In the end, she says “bunging landlords a few grand to get tenants out of your hair is not the way to solve the problem”.
The Ministry of Housing, Communities and Local Government said: “Our £20m Private Rented Sector Access Fund supported families at risk of homelessness, helping them access and sustain privately rented accommodation.”
“This includes incentive payments to help families secure and sustain private tenancies. Without these payments it would be extremely difficult to gain access to privately rented accommodation, leaving thousands of families in much more expensive temporary accommodation.”
Lambeth council said they would need more details to comment on Iqra’s case, but stated: “Councils have a legal duty to prevent and relieve homelessness which means helping homeless people find somewhere to live. Lambeth takes this duty seriously and works hard to help every homeless person who comes to us.
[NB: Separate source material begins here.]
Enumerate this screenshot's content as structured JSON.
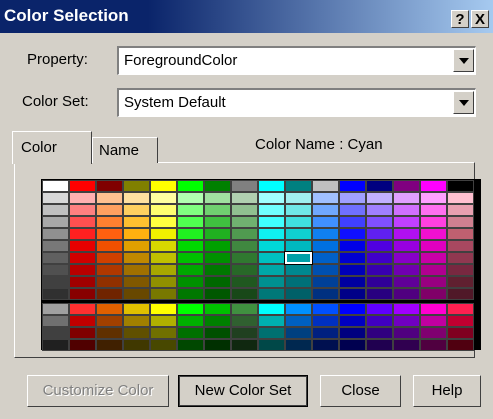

“Helping homeless people find affordable private rented accommodation is an important part of our overall homelessness strategy. There is not enough social rented housing to meet all housing need through the provision of low rent council and housing association tenancies. Therefore, all local authorities have schemes to help people find private rented accommodation.
“We carry out a housing needs assessment to identify the client’s housing requirements, such as affordability, size of property and location. We negotiate with landlords to secure rent levels which are affordable to people on benefits or low incomes.”
Lambeth also stated they have a series of minimum standards landlords must adhere to, and that most private rented tenancies are offered on a voluntary basis.
*Names have been changed to protect identity.
Nye Jones is a freelance journalist specialising in housing and homelessness.